Reading My Own Damn Books – in March

I decided to join in the Reading My Own Books Challenge at Estella’s Revenge in the hope that it would make me concentrate on my books rather than books from the library. It sort of worked, although I did request some books from the library because other bloggers had loved them. Anyway, in March I read eleven books and of those eight were my own. They were:

1. The Game of Kings by Dorothy Dunnett
2. Murder of a Lady by Anthony Wynne
3. The Edge of the Cloud by K.M.Peyton
4. Crossriggs by Jane and Mary Findlater
5. Introduction to Sally by Elizabeth von Arnim
6. Wildfire at Midnight by Mary Stewart
7. Cork on the Water by McDonald Hastings
8. The Winds of Heaven by Monica Dickens

I had been aiming to read at least six of my own books so I’m very happy with eight although I didn’t manage to read Murder in Piccadilly by Charles Kingston as I had planned, that one will be carried forward to be read in April. I’m hoping to read at least six of my own books in April, I’ll definitely be reading Oblamov by Goncharov because I got that one in the Classics Club Spin.

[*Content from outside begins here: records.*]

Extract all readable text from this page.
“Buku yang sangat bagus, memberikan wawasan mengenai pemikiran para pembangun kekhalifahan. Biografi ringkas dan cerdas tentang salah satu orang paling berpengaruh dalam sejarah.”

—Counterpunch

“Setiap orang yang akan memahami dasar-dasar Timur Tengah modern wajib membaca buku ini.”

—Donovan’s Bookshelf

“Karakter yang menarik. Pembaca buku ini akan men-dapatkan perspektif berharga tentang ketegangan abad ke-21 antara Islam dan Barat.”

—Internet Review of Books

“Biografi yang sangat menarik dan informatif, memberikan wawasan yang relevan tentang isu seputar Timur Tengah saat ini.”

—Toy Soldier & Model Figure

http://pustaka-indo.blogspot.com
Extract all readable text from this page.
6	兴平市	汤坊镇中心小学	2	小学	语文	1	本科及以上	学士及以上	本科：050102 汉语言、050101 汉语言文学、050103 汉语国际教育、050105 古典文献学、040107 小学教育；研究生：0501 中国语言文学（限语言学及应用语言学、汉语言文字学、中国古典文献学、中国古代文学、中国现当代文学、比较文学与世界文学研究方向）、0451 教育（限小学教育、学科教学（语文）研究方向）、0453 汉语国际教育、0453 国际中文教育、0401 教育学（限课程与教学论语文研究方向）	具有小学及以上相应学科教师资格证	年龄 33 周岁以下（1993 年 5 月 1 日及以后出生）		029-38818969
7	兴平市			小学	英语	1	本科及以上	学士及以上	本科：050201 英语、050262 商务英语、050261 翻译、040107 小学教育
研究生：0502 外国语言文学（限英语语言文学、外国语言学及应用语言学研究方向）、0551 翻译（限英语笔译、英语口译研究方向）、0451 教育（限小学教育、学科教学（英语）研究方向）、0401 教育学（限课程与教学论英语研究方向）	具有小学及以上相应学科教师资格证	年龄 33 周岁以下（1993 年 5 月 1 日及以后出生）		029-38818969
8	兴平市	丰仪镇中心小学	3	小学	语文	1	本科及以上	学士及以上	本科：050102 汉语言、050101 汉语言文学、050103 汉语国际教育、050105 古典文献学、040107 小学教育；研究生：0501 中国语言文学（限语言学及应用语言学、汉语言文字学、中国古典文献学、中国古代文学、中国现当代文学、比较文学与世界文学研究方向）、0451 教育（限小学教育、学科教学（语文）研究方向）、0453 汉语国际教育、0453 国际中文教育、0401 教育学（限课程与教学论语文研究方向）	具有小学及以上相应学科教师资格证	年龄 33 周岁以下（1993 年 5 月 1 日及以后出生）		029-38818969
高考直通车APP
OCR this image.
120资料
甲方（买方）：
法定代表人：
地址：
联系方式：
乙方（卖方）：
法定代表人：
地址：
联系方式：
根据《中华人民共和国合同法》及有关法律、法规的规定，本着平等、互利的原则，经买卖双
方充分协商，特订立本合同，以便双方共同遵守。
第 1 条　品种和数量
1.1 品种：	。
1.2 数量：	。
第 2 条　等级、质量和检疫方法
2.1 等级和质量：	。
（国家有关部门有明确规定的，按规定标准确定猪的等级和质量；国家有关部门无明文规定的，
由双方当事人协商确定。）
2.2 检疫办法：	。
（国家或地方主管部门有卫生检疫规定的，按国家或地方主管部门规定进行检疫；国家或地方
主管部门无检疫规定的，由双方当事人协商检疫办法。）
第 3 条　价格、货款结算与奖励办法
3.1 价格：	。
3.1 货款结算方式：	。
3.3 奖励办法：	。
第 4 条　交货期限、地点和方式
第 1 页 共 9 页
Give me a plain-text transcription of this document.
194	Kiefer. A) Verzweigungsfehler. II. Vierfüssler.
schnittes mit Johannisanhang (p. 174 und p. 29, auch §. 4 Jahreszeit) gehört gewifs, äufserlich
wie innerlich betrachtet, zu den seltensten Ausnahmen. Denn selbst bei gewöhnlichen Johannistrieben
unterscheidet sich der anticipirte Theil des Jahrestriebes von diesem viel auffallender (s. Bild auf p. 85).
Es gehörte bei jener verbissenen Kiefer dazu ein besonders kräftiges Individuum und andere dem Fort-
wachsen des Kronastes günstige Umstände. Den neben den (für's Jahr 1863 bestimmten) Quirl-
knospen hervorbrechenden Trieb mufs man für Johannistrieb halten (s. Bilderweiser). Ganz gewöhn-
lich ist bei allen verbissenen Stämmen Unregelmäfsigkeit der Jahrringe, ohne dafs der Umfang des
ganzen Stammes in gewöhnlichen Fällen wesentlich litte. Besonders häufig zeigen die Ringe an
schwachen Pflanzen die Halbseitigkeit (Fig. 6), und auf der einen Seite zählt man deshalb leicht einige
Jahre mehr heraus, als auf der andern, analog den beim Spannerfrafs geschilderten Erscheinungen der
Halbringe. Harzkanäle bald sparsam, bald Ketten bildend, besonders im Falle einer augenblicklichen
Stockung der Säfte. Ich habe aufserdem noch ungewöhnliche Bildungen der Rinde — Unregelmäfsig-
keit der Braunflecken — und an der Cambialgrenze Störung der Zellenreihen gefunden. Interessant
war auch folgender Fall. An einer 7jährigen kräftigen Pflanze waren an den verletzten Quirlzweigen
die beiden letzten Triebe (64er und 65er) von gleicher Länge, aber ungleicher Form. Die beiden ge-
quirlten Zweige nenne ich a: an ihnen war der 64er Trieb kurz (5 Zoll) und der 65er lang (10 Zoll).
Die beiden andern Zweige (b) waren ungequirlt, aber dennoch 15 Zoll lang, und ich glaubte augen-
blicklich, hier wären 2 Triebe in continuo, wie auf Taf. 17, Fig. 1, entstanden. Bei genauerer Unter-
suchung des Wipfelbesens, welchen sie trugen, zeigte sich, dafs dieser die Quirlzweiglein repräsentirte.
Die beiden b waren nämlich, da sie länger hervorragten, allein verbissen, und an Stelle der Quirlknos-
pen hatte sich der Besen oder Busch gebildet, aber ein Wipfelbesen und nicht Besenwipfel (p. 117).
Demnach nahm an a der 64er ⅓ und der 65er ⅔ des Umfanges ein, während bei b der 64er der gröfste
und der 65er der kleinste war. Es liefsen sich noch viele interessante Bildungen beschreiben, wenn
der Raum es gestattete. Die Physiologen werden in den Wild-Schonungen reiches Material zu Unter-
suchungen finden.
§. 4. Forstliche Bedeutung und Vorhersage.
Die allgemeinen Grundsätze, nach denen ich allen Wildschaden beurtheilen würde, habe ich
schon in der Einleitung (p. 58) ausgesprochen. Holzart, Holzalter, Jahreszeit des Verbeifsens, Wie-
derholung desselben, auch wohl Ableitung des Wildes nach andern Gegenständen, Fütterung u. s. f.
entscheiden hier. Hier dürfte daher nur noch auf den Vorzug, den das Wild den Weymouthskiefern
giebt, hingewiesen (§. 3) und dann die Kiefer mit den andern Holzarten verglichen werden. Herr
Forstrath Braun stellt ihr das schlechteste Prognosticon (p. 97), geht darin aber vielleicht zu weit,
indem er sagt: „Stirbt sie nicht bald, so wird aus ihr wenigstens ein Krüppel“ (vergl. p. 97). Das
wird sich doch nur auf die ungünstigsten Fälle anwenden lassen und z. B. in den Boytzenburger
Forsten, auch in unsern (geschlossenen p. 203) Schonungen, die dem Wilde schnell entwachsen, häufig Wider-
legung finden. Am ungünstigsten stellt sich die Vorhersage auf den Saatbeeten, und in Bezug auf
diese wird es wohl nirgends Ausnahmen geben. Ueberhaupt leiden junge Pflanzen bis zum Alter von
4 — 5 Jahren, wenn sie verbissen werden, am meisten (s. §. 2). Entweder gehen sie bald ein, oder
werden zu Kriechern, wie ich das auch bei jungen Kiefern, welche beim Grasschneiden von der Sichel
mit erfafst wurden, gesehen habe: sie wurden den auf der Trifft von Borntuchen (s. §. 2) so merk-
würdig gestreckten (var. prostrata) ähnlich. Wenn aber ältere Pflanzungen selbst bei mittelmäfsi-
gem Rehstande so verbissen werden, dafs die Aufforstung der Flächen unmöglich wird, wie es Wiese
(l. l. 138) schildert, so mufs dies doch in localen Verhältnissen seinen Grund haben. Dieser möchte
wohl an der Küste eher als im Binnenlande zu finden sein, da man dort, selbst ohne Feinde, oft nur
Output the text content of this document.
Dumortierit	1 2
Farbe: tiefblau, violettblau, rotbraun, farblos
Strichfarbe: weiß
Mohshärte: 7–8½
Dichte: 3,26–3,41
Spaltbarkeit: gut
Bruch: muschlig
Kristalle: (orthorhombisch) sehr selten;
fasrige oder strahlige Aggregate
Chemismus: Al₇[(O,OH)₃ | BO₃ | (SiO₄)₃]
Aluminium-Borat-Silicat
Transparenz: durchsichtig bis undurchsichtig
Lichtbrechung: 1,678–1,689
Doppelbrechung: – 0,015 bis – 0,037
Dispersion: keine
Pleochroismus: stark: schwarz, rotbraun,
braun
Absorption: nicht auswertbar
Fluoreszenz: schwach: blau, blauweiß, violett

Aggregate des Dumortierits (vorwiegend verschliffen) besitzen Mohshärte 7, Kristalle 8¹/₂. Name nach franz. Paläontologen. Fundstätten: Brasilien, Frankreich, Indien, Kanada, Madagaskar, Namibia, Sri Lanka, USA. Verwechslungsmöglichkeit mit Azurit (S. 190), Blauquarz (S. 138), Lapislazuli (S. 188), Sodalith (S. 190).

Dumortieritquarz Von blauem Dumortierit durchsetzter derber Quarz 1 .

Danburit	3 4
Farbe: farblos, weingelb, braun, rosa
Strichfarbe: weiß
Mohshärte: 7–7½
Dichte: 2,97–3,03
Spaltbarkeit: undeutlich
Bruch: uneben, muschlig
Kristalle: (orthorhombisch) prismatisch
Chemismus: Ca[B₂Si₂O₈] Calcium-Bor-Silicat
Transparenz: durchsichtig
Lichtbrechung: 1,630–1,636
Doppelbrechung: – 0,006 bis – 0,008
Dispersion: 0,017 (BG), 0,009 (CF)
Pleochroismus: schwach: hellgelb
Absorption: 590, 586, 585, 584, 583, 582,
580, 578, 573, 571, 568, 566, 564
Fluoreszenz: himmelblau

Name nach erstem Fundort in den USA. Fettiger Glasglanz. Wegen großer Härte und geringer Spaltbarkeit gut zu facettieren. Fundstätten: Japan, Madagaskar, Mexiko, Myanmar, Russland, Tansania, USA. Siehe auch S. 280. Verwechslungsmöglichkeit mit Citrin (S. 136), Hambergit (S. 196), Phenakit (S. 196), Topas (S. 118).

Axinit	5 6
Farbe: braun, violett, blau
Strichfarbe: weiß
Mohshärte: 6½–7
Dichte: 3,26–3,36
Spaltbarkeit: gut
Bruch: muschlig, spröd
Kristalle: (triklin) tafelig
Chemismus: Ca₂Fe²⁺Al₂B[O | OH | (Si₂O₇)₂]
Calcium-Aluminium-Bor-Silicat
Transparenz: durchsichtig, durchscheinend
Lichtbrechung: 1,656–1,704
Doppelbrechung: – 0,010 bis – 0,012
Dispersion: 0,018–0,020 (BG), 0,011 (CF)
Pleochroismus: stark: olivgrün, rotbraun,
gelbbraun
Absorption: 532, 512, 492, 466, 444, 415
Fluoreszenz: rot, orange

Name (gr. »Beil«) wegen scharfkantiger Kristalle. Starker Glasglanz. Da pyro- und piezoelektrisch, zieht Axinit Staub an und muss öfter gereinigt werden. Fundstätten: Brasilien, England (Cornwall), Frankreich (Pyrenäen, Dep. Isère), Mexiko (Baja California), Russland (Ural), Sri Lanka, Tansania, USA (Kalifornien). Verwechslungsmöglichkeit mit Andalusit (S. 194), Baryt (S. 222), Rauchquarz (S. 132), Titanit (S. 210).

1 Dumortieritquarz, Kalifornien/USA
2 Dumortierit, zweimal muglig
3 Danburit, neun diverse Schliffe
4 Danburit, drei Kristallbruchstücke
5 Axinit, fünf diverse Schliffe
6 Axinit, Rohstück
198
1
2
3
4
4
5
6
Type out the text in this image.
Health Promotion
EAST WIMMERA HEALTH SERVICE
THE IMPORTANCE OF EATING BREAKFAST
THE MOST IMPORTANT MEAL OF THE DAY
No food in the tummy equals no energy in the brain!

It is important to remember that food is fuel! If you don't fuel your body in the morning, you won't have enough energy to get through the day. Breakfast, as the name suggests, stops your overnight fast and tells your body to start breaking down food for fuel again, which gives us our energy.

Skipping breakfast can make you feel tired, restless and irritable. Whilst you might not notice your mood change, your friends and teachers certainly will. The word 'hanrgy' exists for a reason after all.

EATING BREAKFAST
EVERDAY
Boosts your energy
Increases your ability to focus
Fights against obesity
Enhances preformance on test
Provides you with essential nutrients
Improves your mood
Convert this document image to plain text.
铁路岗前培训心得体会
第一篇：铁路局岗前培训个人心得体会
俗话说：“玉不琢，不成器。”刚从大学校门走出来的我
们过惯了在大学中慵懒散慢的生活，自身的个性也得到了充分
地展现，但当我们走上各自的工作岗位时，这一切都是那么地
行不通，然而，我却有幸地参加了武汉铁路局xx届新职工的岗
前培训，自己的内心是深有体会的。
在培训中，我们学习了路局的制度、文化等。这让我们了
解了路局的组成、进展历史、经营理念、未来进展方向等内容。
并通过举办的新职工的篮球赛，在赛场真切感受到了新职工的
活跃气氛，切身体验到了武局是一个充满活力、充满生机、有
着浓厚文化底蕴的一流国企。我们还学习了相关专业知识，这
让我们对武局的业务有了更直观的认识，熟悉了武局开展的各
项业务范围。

I have a horrible feeling that I actually bought more than eight books in March though, so the TBR pile is still increasing!

The Winds of Heaven by Monica Dickens

The Winds of Heaven cover

The Winds of Heaven by Monica Dickens was first published in 1955 but I believe that Persephone Books have reprinted it recently.

The year is 1951 and Louise has been recently widowed, she’s 50 something and her marriage wasn’t a happy one as her husband was self-centred and over-bearing, showing her no respect or love. Louise believes that the fact that she gave him three daughters instead of the son he craved made him behave as he did.

Unfortunately it isn’t long before Louise discovers that her husband has left her more or less destitute, he was heavily in debt and the house is mortgaged. This means that she has to rely on her three daughters for everything and although they are all very different characters they are all cold and reluctant to have their mother living with them, so they take turns at housing her for a few months at a time. The daughters have taken their cue from their father.

Louise feels unwanted and burdensome and does everything she can to be almost invisible in her daughters’ homes. On a visit to a London tearoom Louise is befriended by a man who sells beds in a department store. They are both lonely but this relationship seems doomed to fail as they are both rather socially inept.

I enjoyed this book which portrays south of England suburbia and its snobbish inhabitants so well, the pushy parents, social climbing and hypocrisy. The only gripe I really have about it is that Louise’s gentleman friend – who it turns out is a published writer of crime fiction ‘shockers’ as well as a bed salesman – is a good character who didn’t appear often enough in the book for my liking.